И баба Люся бодро схватила меня и Наташку и поволокла в сарай, то есть в новую баню.
А внутри бани было тепло. Даже жарко. Только места мало. И Наташка всё время больно толкала меня локтями. А я боялась случайно прижаться к печке, в которой горели дрова. Вдруг я тоже загорюсь?
Но больше всего я боялась бабу Люсю. Ведь баба Люся была совершенно беспощадна в банном деле. Мама мне рассказывала, что, когда она была маленькой, баба Люся в бане снимала с неё три шкуры! Что это означало, мне было неясно. Но звучало устрашающе.
Сегодня баба Люся взяла жёлтый таз и налила горячей воды. Почти кипяток… От тазика исходил пугающий пар.
– Бабуля, не надо меня мыть такой горячей водой. Я могу свариться! – умоляюще смотрела я на бабу Люсю.
– Варятся сосиски в кастрюле! А ты что, сосиска или свёкла?
Мне казалось, что я уже почти свёкла.
А Наташка стояла рядом и подсмеивалась. Ведь её очередь ещё не настала.
Баба Люся намылила мочалку, больше похожую на комок проволоки и стала сдирать с меня кожу.
– Ай-ай-ай! Бабуля, пощади! – кричала я на всю баню.
И тут баба Люся взяла зловещий жёлтый таз...
– Я не хочу быть варёной сосиской! – еле успела выкрикнуть я, как кипяток обжёг меня с ног до головы.
– И чего так истошно кричать?! Сейчас соседи подумают, что я над ребёнком издеваюсь! – ворчала баба Люся.
На мои крики прибежала мама.
– Что у вас происходит?! Вас слышно на всю улицу.
– Мама, из меня делают варёную сосиску! И пытаются содрать кожу! – всхлипывала я.
Мама, недолго думая, вырвала меня из крепких лап бабы Люси. А баба Люся взялась за Наташку.
Та, хоть и терпела мне назло, но тоже выкрикивала: «Ой-ой-ой! Больно! Горячо! Бабуля, не надо!»
Когда всё закончилось, мы сидели на кухне и пили чай. Папа с порога спросил:
– Покажите мне варёную сосиску. Ах, вот она… Только это не варёная сосиска, а самый настоящий молочный поросёнок. Посмотрите, какой розовый.
И папа рассмеялся.
– Это почему поросёнок? – спросила я, надув губы.

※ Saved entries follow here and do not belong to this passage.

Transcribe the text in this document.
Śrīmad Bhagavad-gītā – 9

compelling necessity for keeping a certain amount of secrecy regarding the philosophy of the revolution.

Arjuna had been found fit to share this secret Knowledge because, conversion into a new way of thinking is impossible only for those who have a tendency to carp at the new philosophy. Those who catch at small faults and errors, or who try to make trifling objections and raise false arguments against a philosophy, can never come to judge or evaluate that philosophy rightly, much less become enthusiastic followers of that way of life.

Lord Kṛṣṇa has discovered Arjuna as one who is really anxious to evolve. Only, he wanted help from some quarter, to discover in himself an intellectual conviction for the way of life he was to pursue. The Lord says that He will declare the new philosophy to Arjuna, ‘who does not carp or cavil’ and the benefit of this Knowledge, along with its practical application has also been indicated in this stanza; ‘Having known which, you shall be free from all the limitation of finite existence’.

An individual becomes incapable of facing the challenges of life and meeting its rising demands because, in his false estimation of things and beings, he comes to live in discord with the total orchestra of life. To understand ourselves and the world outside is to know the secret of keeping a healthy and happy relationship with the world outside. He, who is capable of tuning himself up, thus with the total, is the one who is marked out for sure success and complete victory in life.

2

– Потому что так визжать умеют только маленькие невоспитанные поросята.
Зуля Стадник
ПАУЧИТЕЛЬНАЯ ВСТРЕЧА
День у паучка Бори не задался. Все валилось из ног-рук-лап, и сам он был такой вялый, черный, несчастный. И паутина снова порвалась, как будто это и не паутина вовсе, а рассыпчатый пух качающихся над головой одуванчиков. Как сегодня не хочется ее плести, да и остальную домашку делать. Что там задали-то?
Паучок глянул на березовый листок.
Четверг
- Это сегодня, - пробормотал Боря, – на четверг всегда кучу уроков задают!
Он продолжил читать.
Математика. Посчитать мух в яме за березой.

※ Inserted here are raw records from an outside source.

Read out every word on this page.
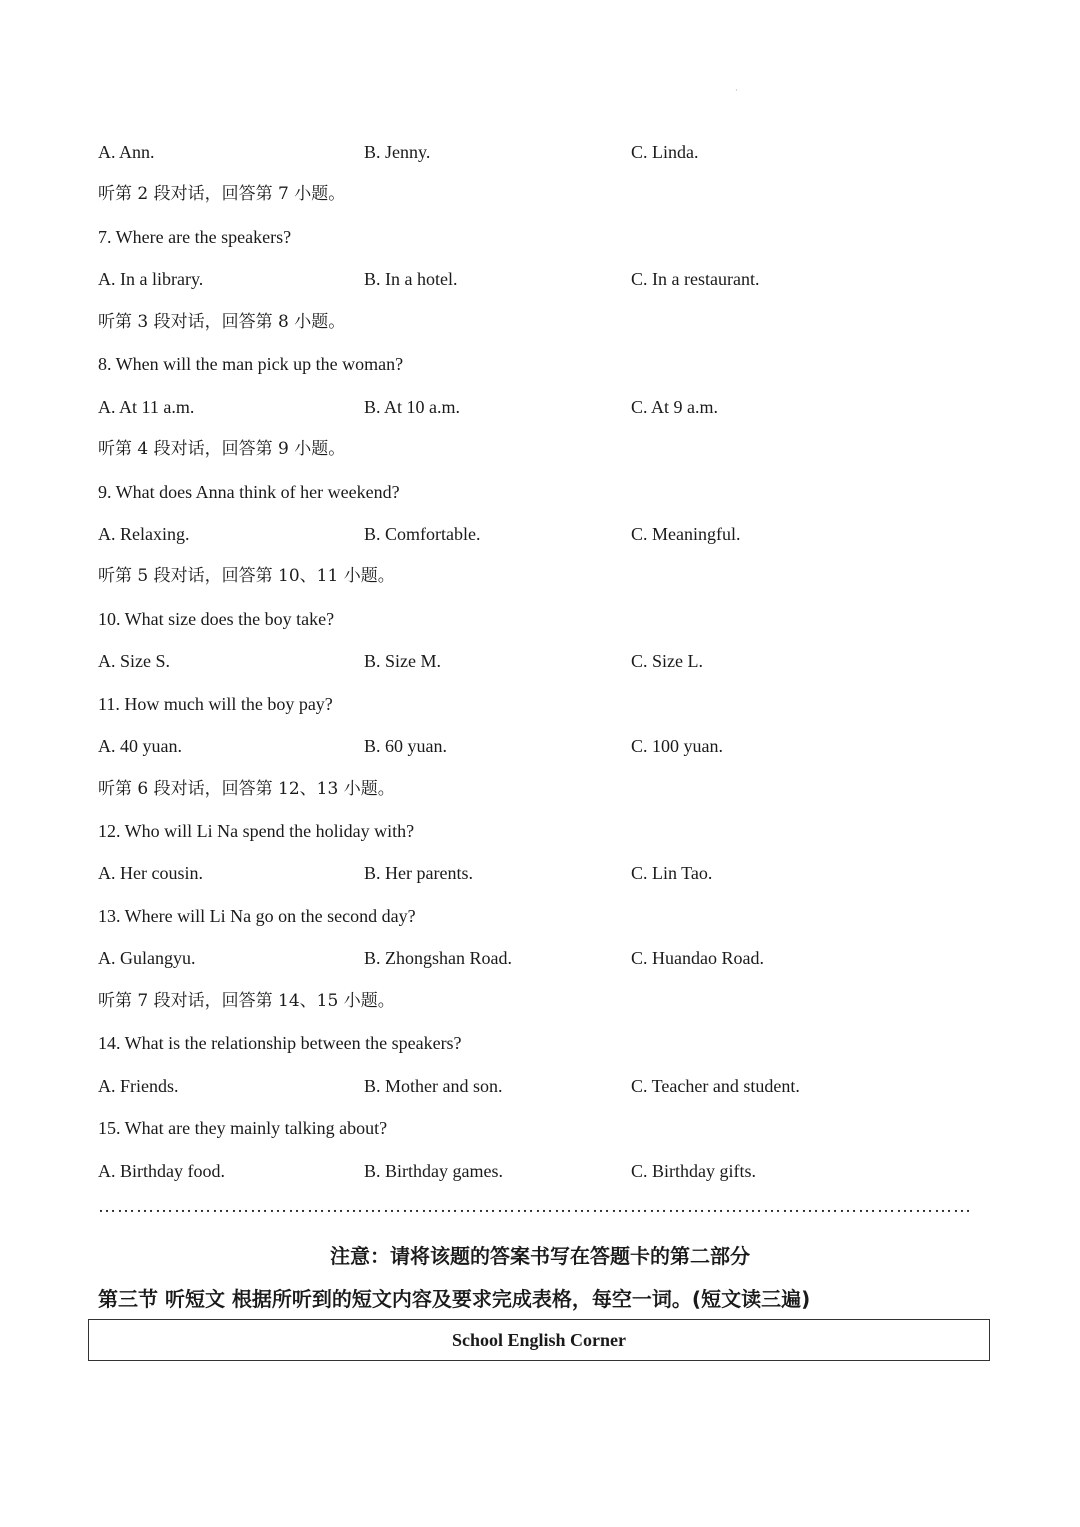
·
A. Ann.	B. Jenny.	C. Linda.
听第 2 段对话，回答第 7 小题。
7. Where are the speakers?
A. In a library.	B. In a hotel.	C. In a restaurant.
听第 3 段对话，回答第 8 小题。
8. When will the man pick up the woman?
A. At 11 a.m.	B. At 10 a.m.	C. At 9 a.m.
听第 4 段对话，回答第 9 小题。
9. What does Anna think of her weekend?
A. Relaxing.	B. Comfortable.	C. Meaningful.
听第 5 段对话，回答第 10、11 小题。
10. What size does the boy take?
A. Size S.	B. Size M.	C. Size L.
11. How much will the boy pay?
A. 40 yuan.	B. 60 yuan.	C. 100 yuan.
听第 6 段对话，回答第 12、13 小题。
12. Who will Li Na spend the holiday with?
A. Her cousin.	B. Her parents.	C. Lin Tao.
13. Where will Li Na go on the second day?
A. Gulangyu.	B. Zhongshan Road.	C. Huandao Road.
听第 7 段对话，回答第 14、15 小题。
14. What is the relationship between the speakers?
A. Friends.	B. Mother and son.	C. Teacher and student.
15. What are they mainly talking about?
A. Birthday food.	B. Birthday games.	C. Birthday gifts.
…………………………………………………………………………………………………………………………
注意：请将该题的答案书写在答题卡的第二部分
第三节 听短文 根据所听到的短文内容及要求完成表格，每空一词。(短文读三遍)
School English Corner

Иностранный язык. Перевести с паучиного на шмелиный, листок осиновый, п. 2.
Труд. Сплести круглую паутину.
Прочитав последнюю строчку, Борька снова приуныл. Мух посчитать – не проблема. Домашку по ин-язу можно у паучка Кирилла списать, они вместе за одной травинкой сидят, и Кирюха отлично по-шмелиному шпарит. А вот паутина, да еще круглая… У него же всегда какие-то треугольники получаются! Это потому что, когда в классе учат плести паутину, вредный Жека тут же выскакивает и начинает дразнить:
Борька - Борис,
На ниточке повис,
Ниточка висит –
Боречка пищит.
А может, паутину за него Вадик сплетет? Не-ет, их паучилка Вера Константиновна догадается, что не он плел – по почерку.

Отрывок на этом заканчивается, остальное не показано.